Cinthya Zepeda Mendoza
I have a broad background in genomic sciences, with specific training in bioinformatics and human genetics. As a graduate student at Cold Spring Harbor Laboratories, I carried out molecular research on the structure of chromatin upon occurrence of copy-number variation. The intricate relationship between genome structure and function prompted me to pursue the study of human genomic disorders.
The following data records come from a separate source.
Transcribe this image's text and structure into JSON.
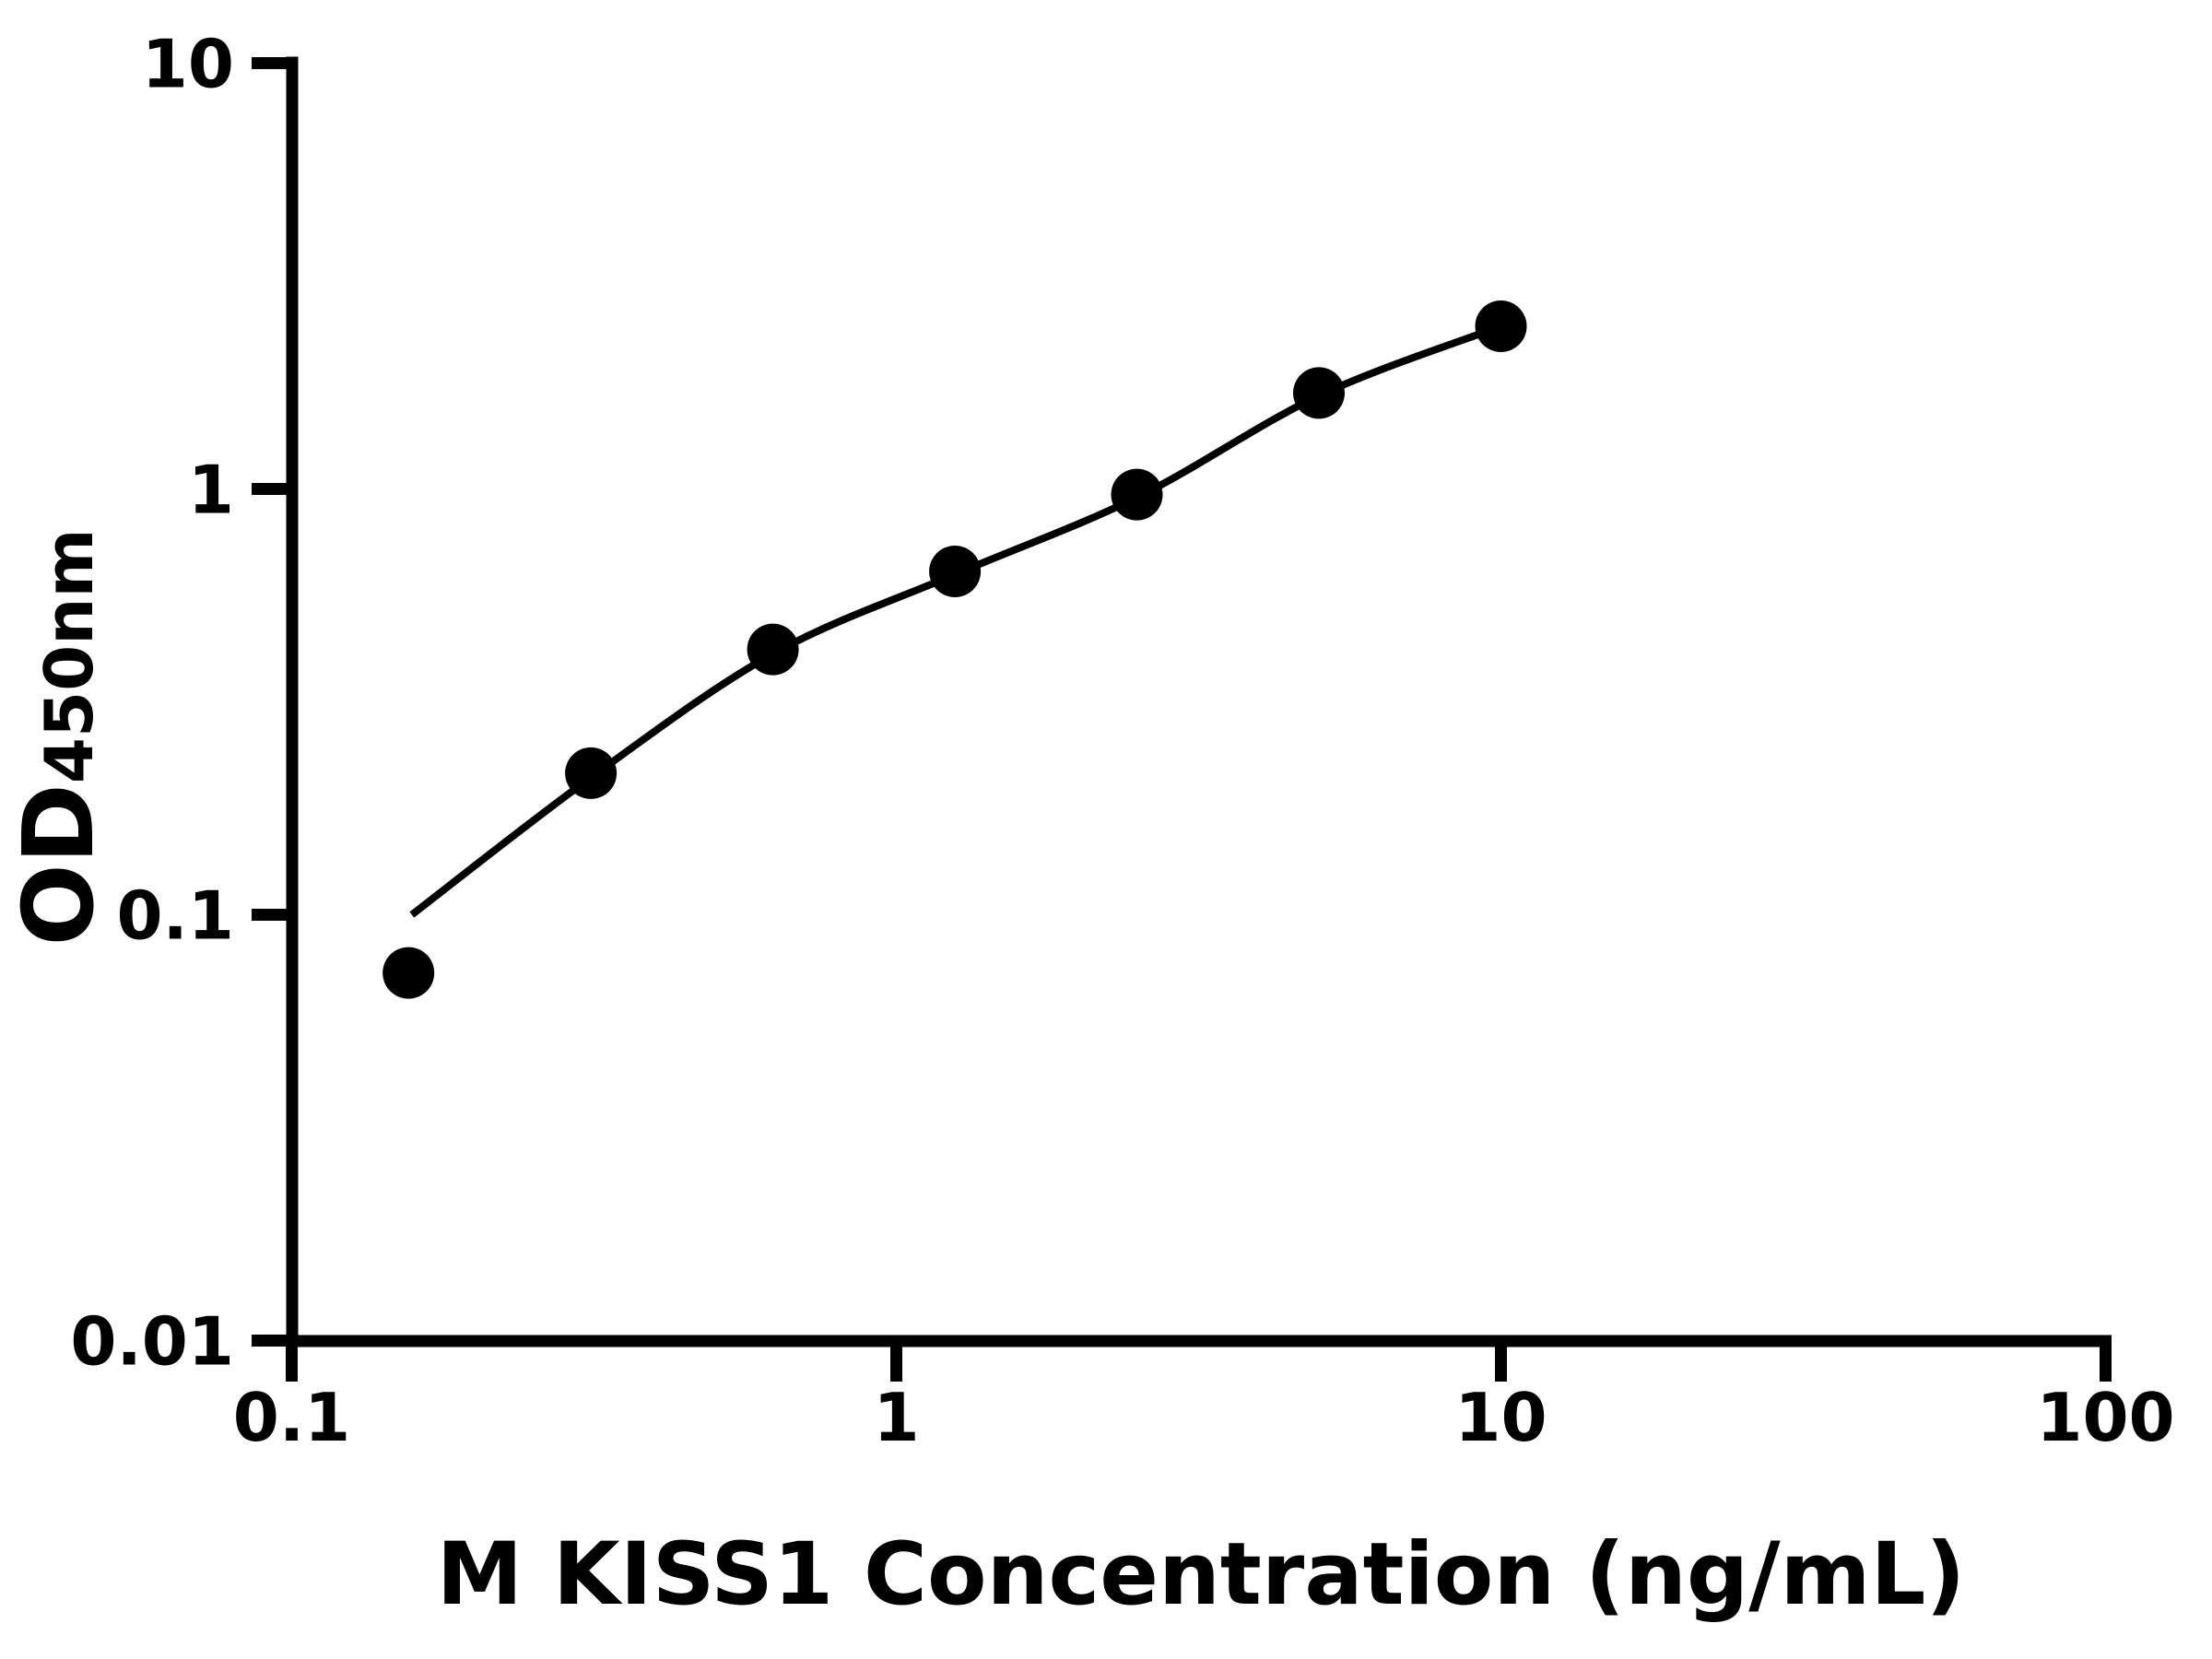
{
  "figure": {
    "background": "#ffffff",
    "foreground": "#000000"
  },
  "chart_data": {
    "type": "scatter",
    "title": "",
    "xlabel": "M KISS1 Concentration (ng/mL)",
    "ylabel_main": "OD",
    "ylabel_sub": "450nm",
    "x_scale": "log",
    "y_scale": "log",
    "xlim": [
      0.1,
      100
    ],
    "ylim": [
      0.01,
      10
    ],
    "x_ticks": [
      "0.1",
      "1",
      "10",
      "100"
    ],
    "y_ticks": [
      "10",
      "1",
      "0.1",
      "0.01"
    ],
    "grid": false,
    "legend": false,
    "marker_color": "#000000",
    "line_color": "#000000",
    "series": [
      {
        "marker": "circle",
        "points": [
          {
            "x": 0.156,
            "y": 0.073
          },
          {
            "x": 0.3125,
            "y": 0.215
          },
          {
            "x": 0.625,
            "y": 0.42
          },
          {
            "x": 1.25,
            "y": 0.64
          },
          {
            "x": 2.5,
            "y": 0.97
          },
          {
            "x": 5,
            "y": 1.68
          },
          {
            "x": 10,
            "y": 2.41
          }
        ]
      }
    ],
    "fit_curve": {
      "samples": [
        {
          "x": 0.158,
          "y": 0.1
        },
        {
          "x": 0.3125,
          "y": 0.21
        },
        {
          "x": 0.625,
          "y": 0.41
        },
        {
          "x": 1.25,
          "y": 0.63
        },
        {
          "x": 2.5,
          "y": 0.955
        },
        {
          "x": 5,
          "y": 1.655
        },
        {
          "x": 10,
          "y": 2.41
        }
      ]
    }
  }
}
As a postdoctoral fellow at Brigham and Women’s Hospital and Harvard Medical School I laid the groundwork for the development of computational tools to aid in the identification of position effects for balanced chromosome rearrangements. This analysis provided answers for the etiology of disease of various individuals enrolled in the Developmental Genome Anatomy Project, of which I had the pleasure of being part of. I took this experience to the clinic by joining the Laboratory Genetics and Genomics fellowship from Mayo Clinic, where I focused in the analysis of complex chromosome rearrangements associated with congenital diseases, structural variation in hematological malignancies (with a focus on B-ALL), and the study of molecular signatures of adult diffuse gliomas. I am currently a Senior Associate Consultant at Mayo Clinic. At Mayo Clinic, I have continued with my interests in human disease research, their diagnosis, and most importantly, the education of fellows and residents. It is my hope that my academic career and research path helps others find their own!
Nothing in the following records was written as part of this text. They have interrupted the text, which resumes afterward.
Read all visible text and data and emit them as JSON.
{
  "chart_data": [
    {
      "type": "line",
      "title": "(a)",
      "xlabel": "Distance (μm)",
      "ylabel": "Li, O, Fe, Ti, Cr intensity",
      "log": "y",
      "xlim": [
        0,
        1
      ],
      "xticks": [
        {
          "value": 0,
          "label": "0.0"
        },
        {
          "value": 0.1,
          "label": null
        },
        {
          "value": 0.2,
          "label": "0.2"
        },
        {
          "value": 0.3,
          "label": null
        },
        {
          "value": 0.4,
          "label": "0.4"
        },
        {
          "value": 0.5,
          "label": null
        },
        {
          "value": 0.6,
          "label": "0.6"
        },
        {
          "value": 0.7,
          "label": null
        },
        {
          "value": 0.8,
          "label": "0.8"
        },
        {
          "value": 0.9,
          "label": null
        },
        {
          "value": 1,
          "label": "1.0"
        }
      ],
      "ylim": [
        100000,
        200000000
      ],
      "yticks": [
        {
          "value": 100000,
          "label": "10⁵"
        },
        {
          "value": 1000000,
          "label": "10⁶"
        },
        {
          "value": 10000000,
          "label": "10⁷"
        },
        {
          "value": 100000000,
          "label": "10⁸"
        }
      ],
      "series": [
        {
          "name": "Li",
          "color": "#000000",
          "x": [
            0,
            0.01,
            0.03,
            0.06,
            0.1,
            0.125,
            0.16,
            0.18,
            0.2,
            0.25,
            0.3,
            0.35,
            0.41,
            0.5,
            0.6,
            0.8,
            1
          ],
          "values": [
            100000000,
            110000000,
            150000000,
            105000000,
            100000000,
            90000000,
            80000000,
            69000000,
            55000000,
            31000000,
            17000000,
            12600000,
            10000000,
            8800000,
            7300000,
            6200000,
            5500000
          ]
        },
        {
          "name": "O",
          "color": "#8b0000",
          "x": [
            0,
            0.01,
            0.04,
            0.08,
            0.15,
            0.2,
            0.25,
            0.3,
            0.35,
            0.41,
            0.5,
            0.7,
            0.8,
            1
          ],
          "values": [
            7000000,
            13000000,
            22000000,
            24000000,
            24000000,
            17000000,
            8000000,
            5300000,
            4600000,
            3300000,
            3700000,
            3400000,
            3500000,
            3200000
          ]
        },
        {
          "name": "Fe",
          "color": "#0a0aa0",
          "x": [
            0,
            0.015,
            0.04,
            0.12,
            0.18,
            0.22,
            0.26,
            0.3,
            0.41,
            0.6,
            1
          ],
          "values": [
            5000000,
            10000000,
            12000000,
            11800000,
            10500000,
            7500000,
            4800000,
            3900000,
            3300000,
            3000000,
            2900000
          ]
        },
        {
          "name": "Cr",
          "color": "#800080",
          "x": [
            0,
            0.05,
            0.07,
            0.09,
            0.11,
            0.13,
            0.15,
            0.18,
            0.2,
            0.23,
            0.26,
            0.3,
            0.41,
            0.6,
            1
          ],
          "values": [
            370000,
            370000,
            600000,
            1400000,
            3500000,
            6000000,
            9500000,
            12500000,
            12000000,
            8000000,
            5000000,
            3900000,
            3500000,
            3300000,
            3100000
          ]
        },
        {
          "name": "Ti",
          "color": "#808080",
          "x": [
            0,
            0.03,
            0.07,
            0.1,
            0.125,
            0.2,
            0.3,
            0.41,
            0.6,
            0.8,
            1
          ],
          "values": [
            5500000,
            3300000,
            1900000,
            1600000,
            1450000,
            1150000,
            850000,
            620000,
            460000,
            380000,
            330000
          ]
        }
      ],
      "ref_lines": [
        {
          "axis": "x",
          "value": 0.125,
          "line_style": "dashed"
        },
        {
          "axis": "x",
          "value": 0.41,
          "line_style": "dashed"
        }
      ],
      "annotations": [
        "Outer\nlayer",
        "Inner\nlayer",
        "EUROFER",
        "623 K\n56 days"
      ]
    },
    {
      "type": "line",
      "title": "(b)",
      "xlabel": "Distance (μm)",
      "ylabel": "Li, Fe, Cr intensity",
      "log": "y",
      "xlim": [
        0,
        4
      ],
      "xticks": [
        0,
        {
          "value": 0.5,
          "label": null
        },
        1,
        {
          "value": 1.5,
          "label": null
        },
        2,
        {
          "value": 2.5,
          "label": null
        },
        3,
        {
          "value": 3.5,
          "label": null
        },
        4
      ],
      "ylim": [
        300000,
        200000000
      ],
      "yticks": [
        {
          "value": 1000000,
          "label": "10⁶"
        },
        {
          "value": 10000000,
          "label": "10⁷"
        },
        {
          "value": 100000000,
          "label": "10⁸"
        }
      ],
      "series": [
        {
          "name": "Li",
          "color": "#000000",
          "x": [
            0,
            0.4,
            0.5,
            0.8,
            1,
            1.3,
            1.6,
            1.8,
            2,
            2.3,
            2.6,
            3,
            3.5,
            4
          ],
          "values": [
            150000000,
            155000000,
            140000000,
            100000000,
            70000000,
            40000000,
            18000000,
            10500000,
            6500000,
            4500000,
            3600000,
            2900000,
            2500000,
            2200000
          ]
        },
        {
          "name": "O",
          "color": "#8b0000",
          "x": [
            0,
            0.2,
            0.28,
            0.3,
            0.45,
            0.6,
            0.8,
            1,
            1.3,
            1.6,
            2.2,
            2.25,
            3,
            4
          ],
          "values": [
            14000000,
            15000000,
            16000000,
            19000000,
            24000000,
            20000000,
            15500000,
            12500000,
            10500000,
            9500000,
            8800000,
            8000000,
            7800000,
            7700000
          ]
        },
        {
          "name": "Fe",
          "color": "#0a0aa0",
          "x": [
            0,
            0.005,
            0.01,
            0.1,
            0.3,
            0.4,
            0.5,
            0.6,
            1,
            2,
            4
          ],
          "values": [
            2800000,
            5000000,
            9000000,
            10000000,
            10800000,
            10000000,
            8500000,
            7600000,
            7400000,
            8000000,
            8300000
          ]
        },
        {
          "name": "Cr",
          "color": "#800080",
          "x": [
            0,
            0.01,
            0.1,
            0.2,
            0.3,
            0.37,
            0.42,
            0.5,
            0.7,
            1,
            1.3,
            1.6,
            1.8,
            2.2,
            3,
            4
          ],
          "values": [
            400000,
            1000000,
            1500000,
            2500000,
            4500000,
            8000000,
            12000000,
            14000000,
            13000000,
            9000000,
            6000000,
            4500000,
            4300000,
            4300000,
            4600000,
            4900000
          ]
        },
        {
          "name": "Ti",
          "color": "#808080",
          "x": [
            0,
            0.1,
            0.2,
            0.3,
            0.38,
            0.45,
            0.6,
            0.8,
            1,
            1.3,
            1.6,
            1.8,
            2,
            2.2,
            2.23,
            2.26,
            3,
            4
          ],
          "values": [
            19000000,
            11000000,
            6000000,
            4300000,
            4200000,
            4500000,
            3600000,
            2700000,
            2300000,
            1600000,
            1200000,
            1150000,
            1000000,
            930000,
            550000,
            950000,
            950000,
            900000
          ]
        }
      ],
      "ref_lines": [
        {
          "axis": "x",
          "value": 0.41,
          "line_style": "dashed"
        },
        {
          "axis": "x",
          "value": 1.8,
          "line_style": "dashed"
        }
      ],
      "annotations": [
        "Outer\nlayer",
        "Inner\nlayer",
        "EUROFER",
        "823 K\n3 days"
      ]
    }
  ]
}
Cinthya Zepeda Mendozaa, Anatasia Kellogga, Ashini Boliaa, Brendan O’Fallona, Philippe Szankasia, Luobin Yanga, Paul Rindlera, Eric Fredricksona, Devin Closea, Jay Patela, Xinjie Xub
aARUP Laboratories, Salt Lake City, UT, USA; bMayo Clinic, Rochester, MN, USA
Whole genome sequencing (WGS) has been recently proposed as a replacement for routine karyotype and FISH analyses of myeloid and lymphoid neoplasms. WGS allows for the unbiased and comprehensive detection of multiple types of genomic aberrations, from single nucleotide to structural variants, which could streamline current genomic testing algorithms and clinical laboratory workflows for hematologic malignancies. In this study, we explored the feasibility of whole genome profiling of myeloid and lymphoid neoplasms by sequencing eleven AML, MPN, MDS, B-ALL, and T-ALL genomes with an average depth of sequencing coverage of ~40X, and comparing genome analyses data to their available cytogenetic and molecular panel results. 81% of clinically relevant SNVs were detected by WGS, with false negatives being mostly variants at low frequencies (VAF <10%). Nine new variants were detected by WGS in an AML, B-ALL and T-ALL samples, eight of which were classified as VUS, and one (FLT3 p.Tyr572Cys) in B-ALL as likely pathogenic. 95% of clinically relevant copy-number variants (CNVs) were detected by WGS, with false negatives being mostly small (<150Kb) or mosaic CNVs present in <15% of the sample. The identification of the clinically relevant translocations in these samples (such as ETV6/RUNX1 and CRLF2 rearrangements) using WGS data is currently being investigated. This feasibility study demonstrated the potential of using WGS as the replacement of molecular panels and chromosome microarray in hematologic malignancies, particularly at the time of initial diagnosis.